# Where is the mistake?

1. Jul 17, 2007

### engin

(Double integral on D) sin[((x^3)/3) - x] dxdy = ? where
D={(x,y): 1<=y<=4 , sqrt(y)<=x<=2 }.

Okay, we change the order of integration and then we get

(Double integral on D') sin [((x^3)/3) - x] dxdy where
D'={(x,y): 1<=x<=2 , 1<=y<=(x^2). Thus, we get the one variable integral

(Integral from x=1 to x=2) (x^2 - 1)* sin[((x^3)/3) - x]dx.

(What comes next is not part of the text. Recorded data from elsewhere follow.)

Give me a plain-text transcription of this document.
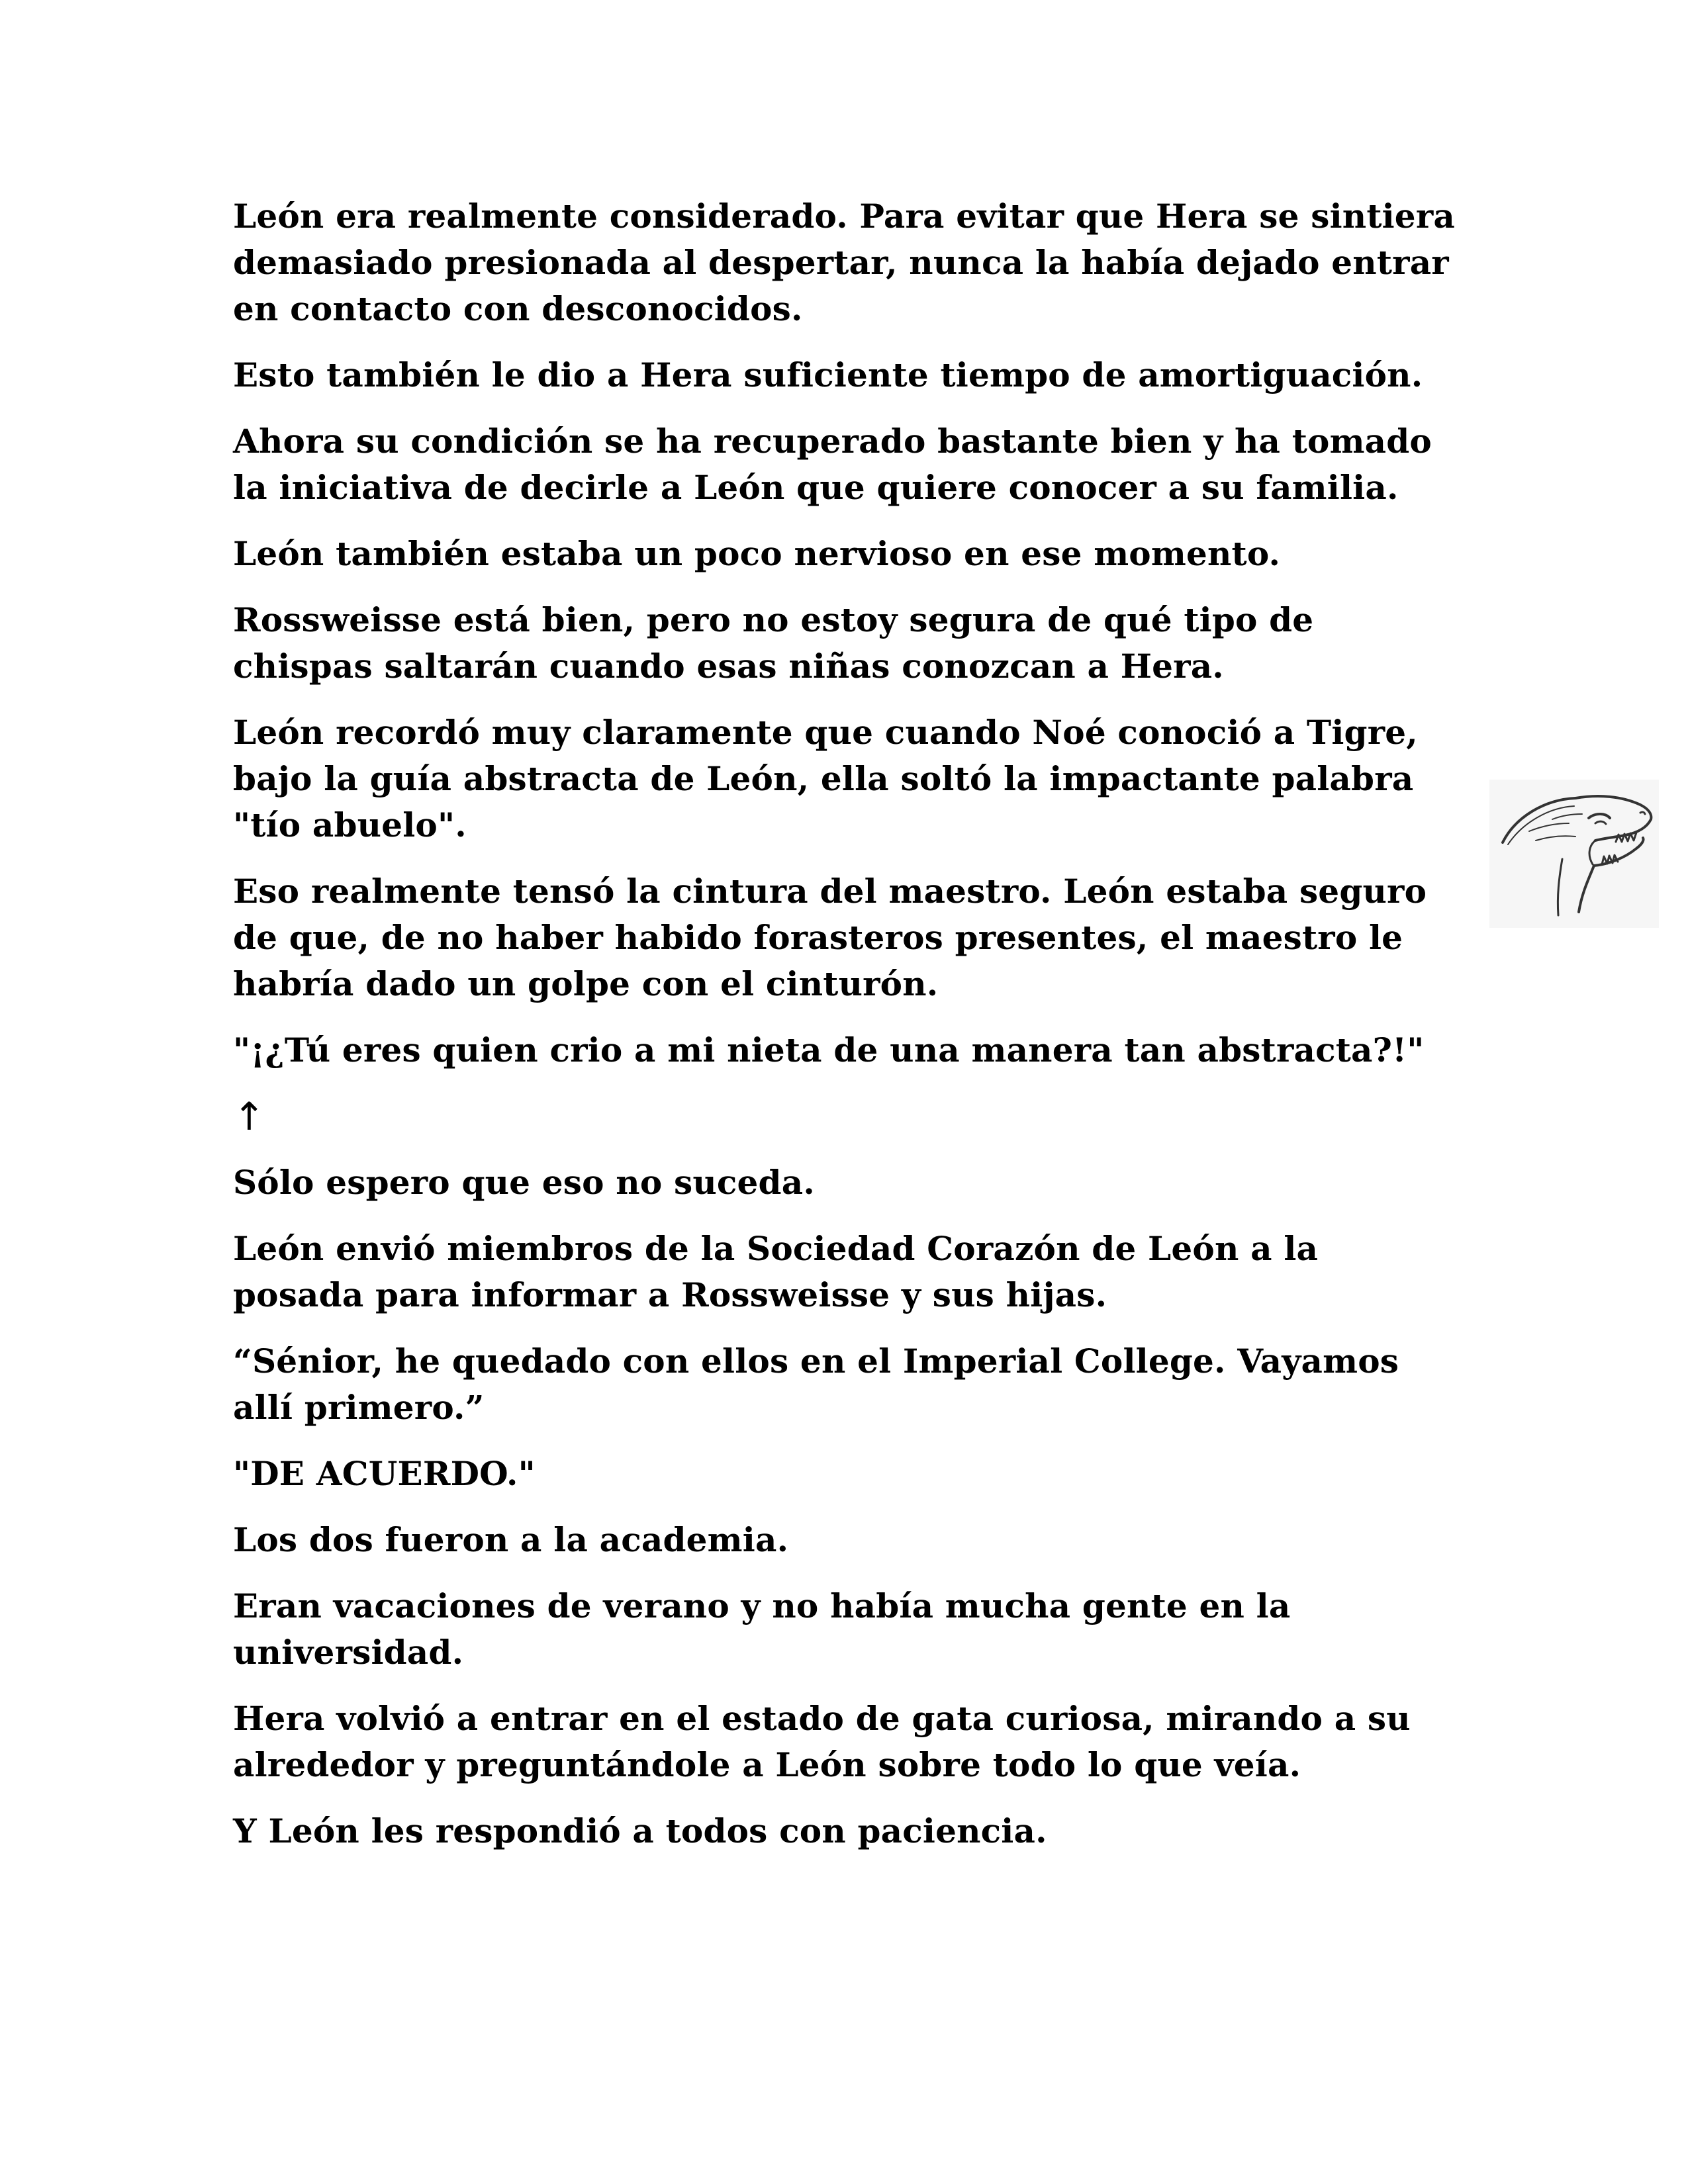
León era realmente considerado. Para evitar que Hera se sintiera demasiado presionada al despertar, nunca la había dejado entrar en contacto con desconocidos.

Esto también le dio a Hera suficiente tiempo de amortiguación.

Ahora su condición se ha recuperado bastante bien y ha tomado la iniciativa de decirle a León que quiere conocer a su familia.

León también estaba un poco nervioso en ese momento.

Rossweisse está bien, pero no estoy segura de qué tipo de chispas saltarán cuando esas niñas conozcan a Hera.

León recordó muy claramente que cuando Noé conoció a Tigre, bajo la guía abstracta de León, ella soltó la impactante palabra "tío abuelo".

Eso realmente tensó la cintura del maestro. León estaba seguro de que, de no haber habido forasteros presentes, el maestro le habría dado un golpe con el cinturón.

"¡¿Tú eres quien crio a mi nieta de una manera tan abstracta?!"

↑

Sólo espero que eso no suceda.

León envió miembros de la Sociedad Corazón de León a la posada para informar a Rossweisse y sus hijas.

“Sénior, he quedado con ellos en el Imperial College. Vayamos allí primero.”

"DE ACUERDO."

Los dos fueron a la academia.

Eran vacaciones de verano y no había mucha gente en la universidad.

Hera volvió a entrar en el estado de gata curiosa, mirando a su alrededor y preguntándole a León sobre todo lo que veía.

Y León les respondió a todos con paciencia.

Letting u = ((x^3)/3) converts the integral to

(Integral from u=-2/3 to u=2/3) sin(u)du = 0. So where is the mistake?

Last edited: Jul 17, 2007
2. Jul 17, 2007

### CompuChip

Isn't this correct?

3. Jul 17, 2007

### nicktacik

Shouldn't the substitution be u = x^3/3 - x? Which would make the bounds in u space be -2/3 to 5/3?

Edit: Nevermind, -2/3 to 2/3 is the correct bounds.

Last edited: Jul 17, 2007
4. Jul 17, 2007

### engin

Pardon, the substitution is of course u = x^3/3 - x but i have found the integral 0. The answer in the worksheet is different though.

Last edited: Jul 17, 2007
5. Jul 17, 2007

### nicktacik

Woops... I see no problem with your work, and it looks like the integral should indeed be 0.